Being a car guy with a lifelong fascination with airplanes, rc planes in my teens I thought for sure I'd be soloing at 10 hours. After my intro flight I still felt pretty confident. Somewhere around hour 3 or 4 I realized how little I knew. I'm right around hour 10 right now and am nowhere near soloing. A large part of that has to do with poor runway conditions so I've only been involved in 3 landings. Today was supposed to be the day to really work on landings but the forecasted ceiling of 1800' turned out to be 1200' and rain hit about an hour earlier. My whole point is it's still pretty overwhelming to me the amount of info I have to cram into my head so I'm in no rush right now. You may want to ask me again when I actually have some landings under my belt and solo or xc some.
Boy do I feel your pain.
My Dad was a design engineer on Concorde (Bristol), my Godfather was a Lightning pilot in the RAF, I have one cousin who is a multi time RC aerobatic world champ, another in the RAF as WC on both Tornado's and Euro Fighter, half my parents friends are/where capt for BA......so no pressure on me to get a PPL
I sort of had a different reaction when I started training, I went to 5 different schools to do the "introduction flight", all said I would solo in 10 hours except one, he said it would happen when it was safe.. I chose that school. I was told I was ready at about the 18-20 mark, did a pre solo check ride with a different instructor and then i could not find a flare point to save my life,
nerves, expectations, vulnerability confidence all went to hell and back.
Even to the point in one lesson after my third horrific touch and go I was going to give the controls back to the instructor and say I have no business flying a plane, the next one was better, the next better and so on. But for about another 10 hours I never thought I would solo because of weather, sick instructors, broken planes and so on.
Got that solo in, and with in the next 15 hours had all solo requirements including the cross country's done.
It is over whelming at first, but after a few more lessons you will be doing something and realize that 3 weeks ago you couldn't do that without overthinking about it, I was most nervous about talking to ATC when I started, but according to everyone i fly with I sound like a seasoned airline pilot...I couldn't taxi on the yellow line for love or money, now I cant believe I even worried about it. Then it was dealing with ground effect, then it was cross wind landings, then it was....well you get the picture.
As long as you are enjoying it, learning something every time you go up, know your instructor is teaching you and not just building hours you will do just fine and get there when you are safe and ready.

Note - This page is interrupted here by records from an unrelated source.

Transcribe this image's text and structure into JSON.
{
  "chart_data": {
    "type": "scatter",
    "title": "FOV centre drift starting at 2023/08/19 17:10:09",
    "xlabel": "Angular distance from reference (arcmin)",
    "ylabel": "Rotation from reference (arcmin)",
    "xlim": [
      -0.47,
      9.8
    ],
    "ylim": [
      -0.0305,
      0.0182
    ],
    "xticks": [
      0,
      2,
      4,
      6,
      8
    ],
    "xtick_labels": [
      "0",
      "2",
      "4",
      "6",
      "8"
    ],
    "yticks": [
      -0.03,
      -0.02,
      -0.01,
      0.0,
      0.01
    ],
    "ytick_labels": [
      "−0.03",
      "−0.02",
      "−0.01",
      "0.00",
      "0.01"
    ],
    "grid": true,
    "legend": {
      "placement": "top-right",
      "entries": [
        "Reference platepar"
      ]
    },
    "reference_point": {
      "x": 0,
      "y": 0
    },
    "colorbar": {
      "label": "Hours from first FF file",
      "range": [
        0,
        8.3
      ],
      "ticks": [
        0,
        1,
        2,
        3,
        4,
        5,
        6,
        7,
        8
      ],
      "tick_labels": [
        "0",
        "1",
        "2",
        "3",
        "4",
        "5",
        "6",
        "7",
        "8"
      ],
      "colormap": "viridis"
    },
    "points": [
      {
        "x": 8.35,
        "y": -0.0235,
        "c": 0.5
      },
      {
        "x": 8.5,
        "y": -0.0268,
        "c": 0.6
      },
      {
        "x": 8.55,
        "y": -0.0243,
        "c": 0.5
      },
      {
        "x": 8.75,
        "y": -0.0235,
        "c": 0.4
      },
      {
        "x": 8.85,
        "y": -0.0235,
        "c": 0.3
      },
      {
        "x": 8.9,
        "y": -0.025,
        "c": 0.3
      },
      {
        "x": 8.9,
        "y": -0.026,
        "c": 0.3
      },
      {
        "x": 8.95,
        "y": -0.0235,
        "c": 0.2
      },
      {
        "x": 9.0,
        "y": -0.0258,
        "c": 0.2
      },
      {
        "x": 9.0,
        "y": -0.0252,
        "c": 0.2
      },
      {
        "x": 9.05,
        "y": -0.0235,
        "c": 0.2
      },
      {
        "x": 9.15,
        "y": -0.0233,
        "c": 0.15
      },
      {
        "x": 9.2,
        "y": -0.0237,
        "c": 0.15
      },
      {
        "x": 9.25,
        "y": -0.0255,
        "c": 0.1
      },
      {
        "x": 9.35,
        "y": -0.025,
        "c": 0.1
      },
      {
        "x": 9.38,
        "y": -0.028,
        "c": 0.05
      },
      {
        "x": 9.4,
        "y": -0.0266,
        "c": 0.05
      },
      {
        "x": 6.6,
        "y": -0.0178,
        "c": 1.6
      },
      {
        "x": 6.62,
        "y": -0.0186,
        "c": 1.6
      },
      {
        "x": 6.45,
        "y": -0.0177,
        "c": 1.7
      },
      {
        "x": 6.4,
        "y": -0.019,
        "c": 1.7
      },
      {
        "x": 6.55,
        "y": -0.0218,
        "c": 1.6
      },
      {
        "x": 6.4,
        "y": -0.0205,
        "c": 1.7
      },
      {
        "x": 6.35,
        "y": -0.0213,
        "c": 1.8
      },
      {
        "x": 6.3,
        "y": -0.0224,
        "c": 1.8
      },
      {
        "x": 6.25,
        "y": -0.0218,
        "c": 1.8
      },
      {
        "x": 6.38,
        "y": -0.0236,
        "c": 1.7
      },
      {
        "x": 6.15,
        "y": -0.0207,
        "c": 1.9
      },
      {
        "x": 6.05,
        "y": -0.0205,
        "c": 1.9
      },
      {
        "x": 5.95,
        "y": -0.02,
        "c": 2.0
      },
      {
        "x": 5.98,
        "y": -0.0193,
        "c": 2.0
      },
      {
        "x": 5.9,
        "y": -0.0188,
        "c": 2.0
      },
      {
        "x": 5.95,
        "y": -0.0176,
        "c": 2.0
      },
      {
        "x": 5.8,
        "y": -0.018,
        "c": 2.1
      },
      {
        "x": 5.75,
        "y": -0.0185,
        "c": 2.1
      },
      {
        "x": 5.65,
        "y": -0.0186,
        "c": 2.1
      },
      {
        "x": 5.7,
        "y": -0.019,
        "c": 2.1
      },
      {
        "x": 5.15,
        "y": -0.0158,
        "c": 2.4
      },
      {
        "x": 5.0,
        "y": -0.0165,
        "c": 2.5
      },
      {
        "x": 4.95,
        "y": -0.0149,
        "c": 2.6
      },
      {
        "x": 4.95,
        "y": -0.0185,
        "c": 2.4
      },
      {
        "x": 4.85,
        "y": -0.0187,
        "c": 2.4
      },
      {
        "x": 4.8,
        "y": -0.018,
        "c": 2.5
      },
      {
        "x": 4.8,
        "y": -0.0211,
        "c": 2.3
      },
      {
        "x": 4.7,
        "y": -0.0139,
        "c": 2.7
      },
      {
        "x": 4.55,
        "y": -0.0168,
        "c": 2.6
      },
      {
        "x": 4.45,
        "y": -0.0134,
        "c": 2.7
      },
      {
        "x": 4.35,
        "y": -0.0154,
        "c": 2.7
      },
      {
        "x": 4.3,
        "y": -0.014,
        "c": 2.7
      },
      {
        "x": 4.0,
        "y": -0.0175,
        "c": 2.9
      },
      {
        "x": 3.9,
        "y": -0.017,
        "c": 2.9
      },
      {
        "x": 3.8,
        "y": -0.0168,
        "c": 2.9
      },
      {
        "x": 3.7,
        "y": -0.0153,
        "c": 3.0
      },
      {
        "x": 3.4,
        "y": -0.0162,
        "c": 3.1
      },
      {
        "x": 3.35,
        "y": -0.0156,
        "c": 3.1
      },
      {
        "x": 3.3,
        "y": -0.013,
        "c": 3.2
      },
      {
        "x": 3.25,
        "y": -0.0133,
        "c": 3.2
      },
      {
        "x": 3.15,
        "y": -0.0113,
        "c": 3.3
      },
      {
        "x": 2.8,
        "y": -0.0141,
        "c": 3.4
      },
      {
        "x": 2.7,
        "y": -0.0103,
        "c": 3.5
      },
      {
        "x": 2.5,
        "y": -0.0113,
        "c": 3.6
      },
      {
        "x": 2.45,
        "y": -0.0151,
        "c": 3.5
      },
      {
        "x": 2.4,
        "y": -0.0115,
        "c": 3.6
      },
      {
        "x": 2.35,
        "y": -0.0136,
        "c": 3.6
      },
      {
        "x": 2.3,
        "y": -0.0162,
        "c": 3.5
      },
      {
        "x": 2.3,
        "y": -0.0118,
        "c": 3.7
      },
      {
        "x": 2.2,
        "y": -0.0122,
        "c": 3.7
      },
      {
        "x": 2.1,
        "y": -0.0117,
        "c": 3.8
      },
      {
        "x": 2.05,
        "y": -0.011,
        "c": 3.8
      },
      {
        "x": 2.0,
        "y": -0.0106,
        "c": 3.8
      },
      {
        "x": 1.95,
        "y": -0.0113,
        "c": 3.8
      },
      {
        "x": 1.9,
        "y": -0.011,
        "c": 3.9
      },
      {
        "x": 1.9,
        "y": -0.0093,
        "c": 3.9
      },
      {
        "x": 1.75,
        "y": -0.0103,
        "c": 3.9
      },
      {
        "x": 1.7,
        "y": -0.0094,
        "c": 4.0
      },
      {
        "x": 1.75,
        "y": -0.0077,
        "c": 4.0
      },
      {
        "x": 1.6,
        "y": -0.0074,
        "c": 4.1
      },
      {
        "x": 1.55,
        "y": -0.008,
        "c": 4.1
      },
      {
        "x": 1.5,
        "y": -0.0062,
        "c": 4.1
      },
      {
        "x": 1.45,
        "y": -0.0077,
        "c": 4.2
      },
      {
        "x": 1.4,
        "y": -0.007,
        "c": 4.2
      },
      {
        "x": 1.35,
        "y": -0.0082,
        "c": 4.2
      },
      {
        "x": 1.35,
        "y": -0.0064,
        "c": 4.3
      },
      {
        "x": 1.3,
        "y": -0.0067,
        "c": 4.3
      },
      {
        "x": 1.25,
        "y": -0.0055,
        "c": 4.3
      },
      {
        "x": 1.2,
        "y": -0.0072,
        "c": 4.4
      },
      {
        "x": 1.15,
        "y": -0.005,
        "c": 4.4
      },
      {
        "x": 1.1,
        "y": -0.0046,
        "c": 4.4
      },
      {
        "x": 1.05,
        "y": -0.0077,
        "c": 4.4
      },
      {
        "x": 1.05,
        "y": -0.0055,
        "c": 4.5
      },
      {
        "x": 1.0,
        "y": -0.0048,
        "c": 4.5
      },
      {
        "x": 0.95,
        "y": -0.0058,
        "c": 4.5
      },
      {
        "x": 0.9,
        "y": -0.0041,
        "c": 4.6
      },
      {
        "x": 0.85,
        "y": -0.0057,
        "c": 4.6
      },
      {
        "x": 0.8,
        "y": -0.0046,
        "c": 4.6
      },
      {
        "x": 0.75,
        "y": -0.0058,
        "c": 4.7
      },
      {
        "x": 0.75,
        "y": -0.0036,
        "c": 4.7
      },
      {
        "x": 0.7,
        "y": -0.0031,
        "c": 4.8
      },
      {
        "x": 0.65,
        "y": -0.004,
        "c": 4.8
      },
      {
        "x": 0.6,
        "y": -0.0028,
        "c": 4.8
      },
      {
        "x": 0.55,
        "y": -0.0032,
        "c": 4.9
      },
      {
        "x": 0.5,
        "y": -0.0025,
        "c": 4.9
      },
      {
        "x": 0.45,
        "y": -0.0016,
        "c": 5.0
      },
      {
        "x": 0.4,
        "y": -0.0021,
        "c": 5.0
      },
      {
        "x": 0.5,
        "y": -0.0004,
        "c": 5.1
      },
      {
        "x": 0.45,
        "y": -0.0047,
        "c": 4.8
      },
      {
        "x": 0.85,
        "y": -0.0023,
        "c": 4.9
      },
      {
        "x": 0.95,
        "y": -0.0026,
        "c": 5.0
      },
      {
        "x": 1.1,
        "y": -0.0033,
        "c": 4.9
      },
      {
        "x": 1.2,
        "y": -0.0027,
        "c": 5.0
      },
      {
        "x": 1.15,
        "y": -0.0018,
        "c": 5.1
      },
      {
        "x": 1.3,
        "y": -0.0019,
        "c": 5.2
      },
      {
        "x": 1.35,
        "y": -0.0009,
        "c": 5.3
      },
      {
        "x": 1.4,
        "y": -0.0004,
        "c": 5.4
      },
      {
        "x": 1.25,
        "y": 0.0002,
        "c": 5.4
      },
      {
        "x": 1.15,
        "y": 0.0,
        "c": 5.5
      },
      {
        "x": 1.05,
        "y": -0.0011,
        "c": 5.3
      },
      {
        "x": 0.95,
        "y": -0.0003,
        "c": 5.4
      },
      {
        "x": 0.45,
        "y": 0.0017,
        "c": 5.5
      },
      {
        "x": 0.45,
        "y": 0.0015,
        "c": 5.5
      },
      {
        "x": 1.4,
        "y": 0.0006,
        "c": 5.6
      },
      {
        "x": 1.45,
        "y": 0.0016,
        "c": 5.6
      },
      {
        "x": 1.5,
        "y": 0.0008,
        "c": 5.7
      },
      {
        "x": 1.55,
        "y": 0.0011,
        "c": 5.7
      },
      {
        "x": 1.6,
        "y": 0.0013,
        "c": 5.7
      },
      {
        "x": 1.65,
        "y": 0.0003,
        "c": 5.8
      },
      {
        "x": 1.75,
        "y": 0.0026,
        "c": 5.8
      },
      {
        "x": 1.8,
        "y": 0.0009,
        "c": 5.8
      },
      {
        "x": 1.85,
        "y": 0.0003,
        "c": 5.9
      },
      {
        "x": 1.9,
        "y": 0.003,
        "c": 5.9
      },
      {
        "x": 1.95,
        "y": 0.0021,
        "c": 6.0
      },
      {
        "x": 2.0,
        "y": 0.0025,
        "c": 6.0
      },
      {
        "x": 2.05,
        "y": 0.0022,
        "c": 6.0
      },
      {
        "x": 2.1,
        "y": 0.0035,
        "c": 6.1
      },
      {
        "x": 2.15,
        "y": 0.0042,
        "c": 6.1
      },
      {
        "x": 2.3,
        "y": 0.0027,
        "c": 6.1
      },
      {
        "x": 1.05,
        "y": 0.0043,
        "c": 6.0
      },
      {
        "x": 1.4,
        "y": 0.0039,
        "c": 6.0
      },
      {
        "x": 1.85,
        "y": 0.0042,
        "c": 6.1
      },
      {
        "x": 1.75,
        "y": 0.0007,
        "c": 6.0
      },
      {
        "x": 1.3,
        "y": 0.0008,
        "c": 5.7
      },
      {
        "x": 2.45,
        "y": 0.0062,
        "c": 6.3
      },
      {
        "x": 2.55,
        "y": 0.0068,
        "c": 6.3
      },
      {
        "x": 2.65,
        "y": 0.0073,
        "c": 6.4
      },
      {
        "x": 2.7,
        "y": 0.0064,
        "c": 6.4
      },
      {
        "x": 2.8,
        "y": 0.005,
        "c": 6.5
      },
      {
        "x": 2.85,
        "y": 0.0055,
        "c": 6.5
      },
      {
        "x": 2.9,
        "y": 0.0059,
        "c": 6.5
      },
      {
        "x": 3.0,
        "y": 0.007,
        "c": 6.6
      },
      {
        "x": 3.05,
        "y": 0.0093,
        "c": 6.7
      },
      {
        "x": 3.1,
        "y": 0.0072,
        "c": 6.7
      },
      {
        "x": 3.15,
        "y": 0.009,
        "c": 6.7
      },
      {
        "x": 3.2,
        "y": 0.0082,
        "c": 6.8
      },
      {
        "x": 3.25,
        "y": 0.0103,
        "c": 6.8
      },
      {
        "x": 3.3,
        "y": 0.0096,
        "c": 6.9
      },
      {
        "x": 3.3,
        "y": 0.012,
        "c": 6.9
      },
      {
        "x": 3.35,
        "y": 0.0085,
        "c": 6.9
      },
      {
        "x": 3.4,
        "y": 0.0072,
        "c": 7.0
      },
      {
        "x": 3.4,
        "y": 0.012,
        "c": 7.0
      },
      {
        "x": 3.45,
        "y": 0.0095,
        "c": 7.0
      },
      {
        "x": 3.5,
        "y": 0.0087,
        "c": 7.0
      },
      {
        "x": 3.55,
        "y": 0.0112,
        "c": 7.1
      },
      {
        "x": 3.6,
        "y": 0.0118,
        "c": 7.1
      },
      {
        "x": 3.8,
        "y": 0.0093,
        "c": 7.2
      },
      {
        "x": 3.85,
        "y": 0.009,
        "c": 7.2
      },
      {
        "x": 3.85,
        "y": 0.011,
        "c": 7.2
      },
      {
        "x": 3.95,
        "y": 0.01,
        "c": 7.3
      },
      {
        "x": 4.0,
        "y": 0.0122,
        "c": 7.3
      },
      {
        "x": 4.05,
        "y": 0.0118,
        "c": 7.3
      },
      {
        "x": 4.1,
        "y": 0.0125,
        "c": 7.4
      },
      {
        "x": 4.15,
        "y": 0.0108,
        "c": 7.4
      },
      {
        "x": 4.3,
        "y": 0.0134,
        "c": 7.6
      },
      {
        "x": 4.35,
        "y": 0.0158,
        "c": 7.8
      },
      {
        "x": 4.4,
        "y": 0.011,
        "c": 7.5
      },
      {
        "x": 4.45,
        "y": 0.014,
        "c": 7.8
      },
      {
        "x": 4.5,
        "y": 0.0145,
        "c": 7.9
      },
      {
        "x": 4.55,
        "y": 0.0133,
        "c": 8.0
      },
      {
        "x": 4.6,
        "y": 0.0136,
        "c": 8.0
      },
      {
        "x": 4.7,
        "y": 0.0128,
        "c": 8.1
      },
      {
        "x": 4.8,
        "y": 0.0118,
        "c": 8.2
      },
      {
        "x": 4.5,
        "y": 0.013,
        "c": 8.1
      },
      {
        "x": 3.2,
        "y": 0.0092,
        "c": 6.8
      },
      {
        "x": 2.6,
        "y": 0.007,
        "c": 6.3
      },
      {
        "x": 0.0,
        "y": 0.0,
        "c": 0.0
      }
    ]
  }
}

As for the cost that someone mentioned, I'm paying $150 hr for a G1000 C172, and $65 hr for the instructor, Sporty's on line $300, Gliem study course $250, headset and various other nick naks who knows the $$$$.
Due to delays because of airport construction, vacations, weather, examiner availability , my wanting to keep practicing and have just one more lesson doing slow flight or S turns or what ever, & postponing one check ride, I will be in the 70-80 hour mark when all is done ( check ride is set for later this month), I expect to have spend more than $15k.
But I didn't get into this trying to do it as cheaply or as quickly as I could, so no budget on time or money, my limitations where on being safe.